Here are the highlights from our April Miniatures, Memorabilia & Books Auction from tiny bottles with large prices to weird and wonderful memorabilia to fascinating books and documents.
As well as single malts distilled in the early 20th Century, the long-aged miniature whiskies in this month’s auction contained very rare liquid indeed. Our top lot of the auction was this Karuizawa 1964 48 Year Old Sherry Cask 3603, bottled in 2012 by Wealth Solutions at a cask strength of 57.7%. This exceptional 5cl bottle achieved a hammer price of £2,700.
A number of historic Scotch malts featured in the auction including this Macallan 1958 43 Year Old from the Fine & Rare series that sold for £1,650, a Loch Lomond 54 Year Old which fetched £250, and this Glenfarclas 1953 58 Year Old Single Cask, which sold for £260.
The two oldest whiskies to go under the hammer though, were Mortlach 75 Year Old, distilled in 1939 which sold for £1,050, and only a few years its junior, the Glenlivet 1940 70 Year Old which sold for £270. Both of these were tiny 1cl press samples, a rare drop of vintage spirit.
There were almost 1500 lots of Scotch single malt and blended whiskies to bid on. One of the single malts that gathered a lot of late bidding was a press sample, this Laphroaig 30 Year Old Ian Hunter Story Book 2: Building An Icon, which sold for £700. More late bidding activity went on Ardbeg 10cl trade samples. An Ardbeg 19 Year Old Traigh Bhan – Batch 2 and Ardbeg Grooves Committee Release both fetched £100, an Ardbeg Ardcore fetched £85 and other trade samples sold for between £22 and £80.

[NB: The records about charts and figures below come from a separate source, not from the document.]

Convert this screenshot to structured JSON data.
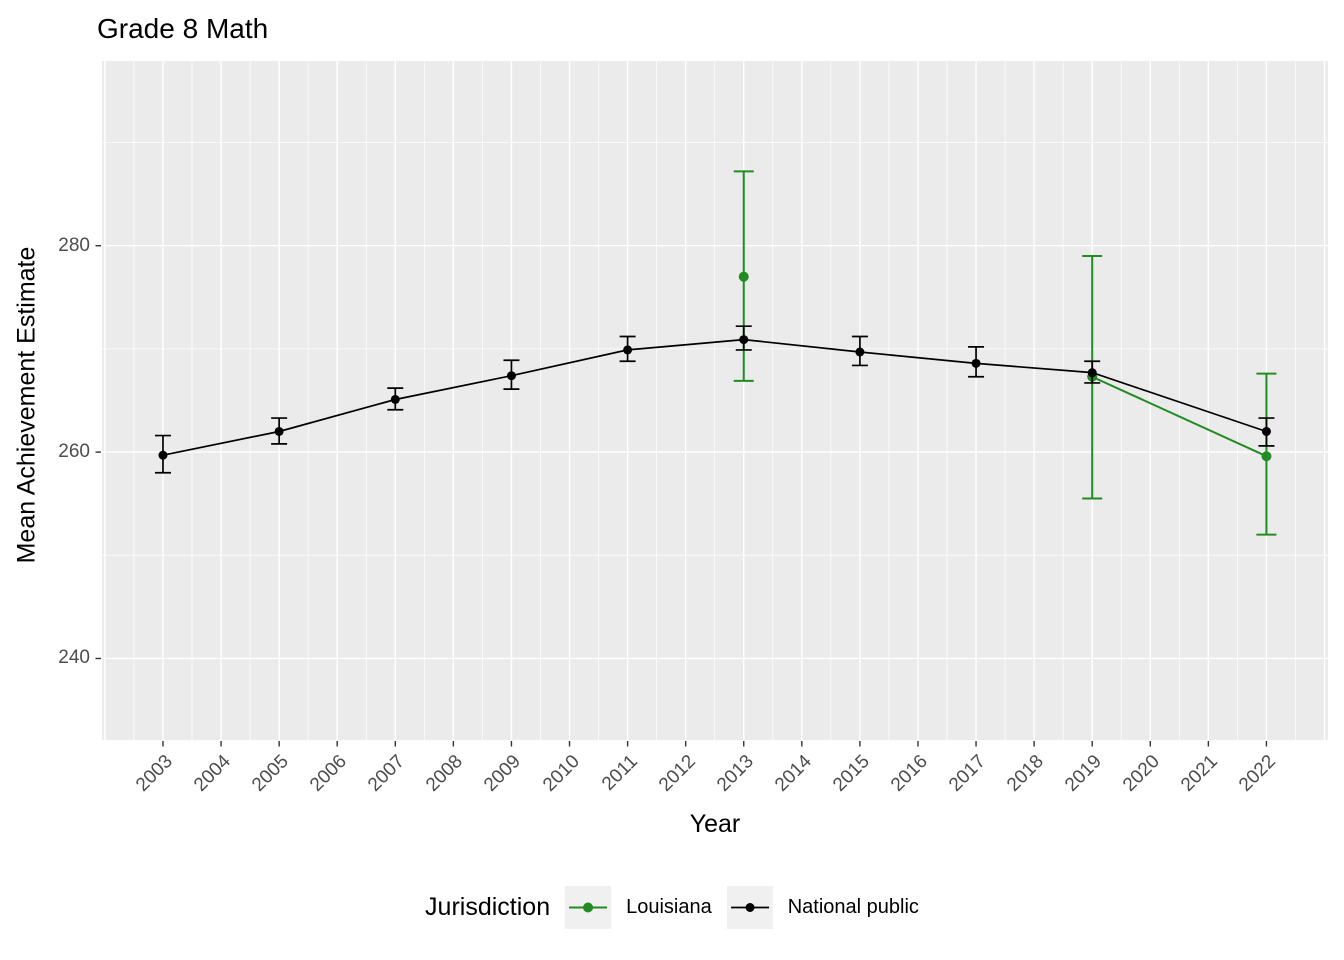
{
  "title": "Grade 8 Math",
  "legend": {
    "title": "Jurisdiction",
    "items": [
      {
        "label": "Louisiana",
        "color": "#228B22"
      },
      {
        "label": "National public",
        "color": "#000000"
      }
    ]
  },
  "colors": {
    "panel_background": "#EBEBEB",
    "grid_line": "#FFFFFF",
    "axis_text": "#4D4D4D",
    "tick_mark": "#333333",
    "legend_key_background": "#F0F0F0",
    "louisiana_green": "#228B22",
    "national_black": "#000000"
  },
  "chart_data": {
    "type": "line",
    "title": "Grade 8 Math",
    "xlabel": "Year",
    "ylabel": "Mean Achievement Estimate",
    "x_ticks": [
      2003,
      2004,
      2005,
      2006,
      2007,
      2008,
      2009,
      2010,
      2011,
      2012,
      2013,
      2014,
      2015,
      2016,
      2017,
      2018,
      2019,
      2020,
      2021,
      2022
    ],
    "y_ticks": [
      240,
      260,
      280
    ],
    "y_minor_ticks": [
      250,
      270,
      290
    ],
    "xlim": [
      2001.95,
      2023.06
    ],
    "ylim": [
      232.1,
      297.9
    ],
    "grid": true,
    "legend_position": "bottom",
    "error_bars": "95% interval shown as vertical bars with caps",
    "series": [
      {
        "name": "Louisiana",
        "color": "#228B22",
        "line_years": [
          2019,
          2022
        ],
        "points": [
          {
            "year": 2013,
            "value": 277.0,
            "lo": 266.9,
            "hi": 287.2
          },
          {
            "year": 2019,
            "value": 267.3,
            "lo": 255.5,
            "hi": 279.0
          },
          {
            "year": 2022,
            "value": 259.6,
            "lo": 252.0,
            "hi": 267.6
          }
        ]
      },
      {
        "name": "National public",
        "color": "#000000",
        "line_years": [
          2003,
          2005,
          2007,
          2009,
          2011,
          2013,
          2015,
          2017,
          2019,
          2022
        ],
        "points": [
          {
            "year": 2003,
            "value": 259.7,
            "lo": 258.0,
            "hi": 261.6
          },
          {
            "year": 2005,
            "value": 262.0,
            "lo": 260.8,
            "hi": 263.3
          },
          {
            "year": 2007,
            "value": 265.1,
            "lo": 264.1,
            "hi": 266.2
          },
          {
            "year": 2009,
            "value": 267.4,
            "lo": 266.1,
            "hi": 268.9
          },
          {
            "year": 2011,
            "value": 269.9,
            "lo": 268.8,
            "hi": 271.2
          },
          {
            "year": 2013,
            "value": 270.9,
            "lo": 269.9,
            "hi": 272.2
          },
          {
            "year": 2015,
            "value": 269.7,
            "lo": 268.4,
            "hi": 271.2
          },
          {
            "year": 2017,
            "value": 268.6,
            "lo": 267.3,
            "hi": 270.2
          },
          {
            "year": 2019,
            "value": 267.7,
            "lo": 266.7,
            "hi": 268.8
          },
          {
            "year": 2022,
            "value": 262.0,
            "lo": 260.6,
            "hi": 263.3
          }
        ]
      }
    ]
  }
}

Collectors’ favourite Springbank received a lot of interest with sought after 1990s bottlings whetting the appetite of Campbeltown fans. This Springbank 12 Year Old 100 Proof sold for £300, while a Springbank 30 Year Old fetched £200 and pairs of 1990s Springbank 21 Year Old and Springbank 25 Year Old sold for between £70 and £75 each.
At Whisky.Auction we love old blends and there were plenty stunningly well-preserved blends going back as far as the 1930s for us to get excited about in the April sale, from blenders such as Buchanan’s and White Horse.

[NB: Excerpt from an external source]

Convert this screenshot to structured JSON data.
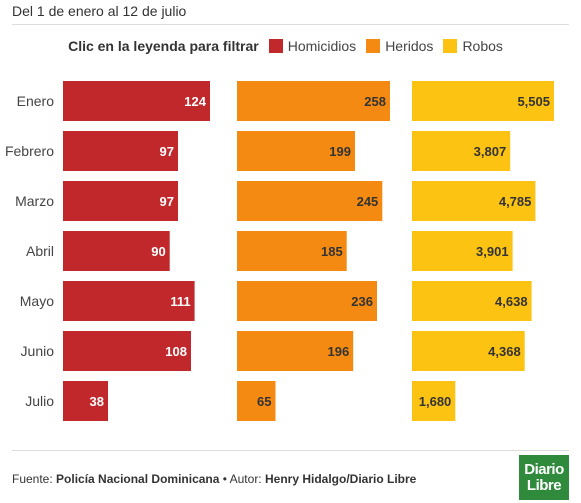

One Buchanan’s Black & White 8 Year Old Spring Cap, bottled in the 1930s to 1940s and imported to the USA by The Fleischmann Distilling Corporation sold for £170. Another US import from the 1930s was this Buchanan’s Black & White Oval 12 Year Old Spring Cap, with a tax stamp dated 1936, which sold for £120. A bottle of 1940s Teacher’s Highland Cream with a US Navy Mess sticker sold for £140 and a White Horse 8 Year Old bottled in the 1930s sold for £120.
Game of Thrones Limited Edition Chests, designed to hold the original eight bottles in the series sold for between £1000 and £1050 each. A Glenmorangie Presentation Putter, made by Swilken of St Andrews sold for £340 and a framed, signed photograph of one famous Scot holding another (Sir Alex Ferguson and a bottle of Dalmore) fetched a hammer price of £120. Johnnie Walker Sporting Prints sold for between £8 and £30 each.
Gorgeous glassware and crystal from Lalique, Waterford and Riedel. The top two lots were taken by two Yamazaki 55 Year Old Tasting Glasses Sets, selling for £370 and £350 and a beautiful Macallan Glass by Le Clos featuring a thistle design sold for £260.
The Licensed Victuallers Year Book for 1910 sold for £55. A copy of the rarely seen Scottish Whisky Distilleries by Misako Udo (sold for £80) and Andrew Jefford’s Whisky Island, a must read for any Islay whisky fans, in my opinion was an absolute steal at £6 for the winning bidder.
Teddy Bears, Violins and Sailing Ships
Chartreuse again showed strong results with an increase in prices from recent months. Miniature bottles of Green and Yellow Chartreuse ranged from the 1940s to 1990s. The top price of £45 went to this Chartreuse Yellow bottled between 1941 and 1951.
Finally, if novelty miniatures are your thing then there were more than a few interestingly presented spirits. Make sure you have a look at the teddy bears such as this Suntory Brandy or Suntory Reserve, violins, sailing ships, the Empire State Building, and my personal favourite, a chauffeur driven L. Dorville Napoleon Brandy.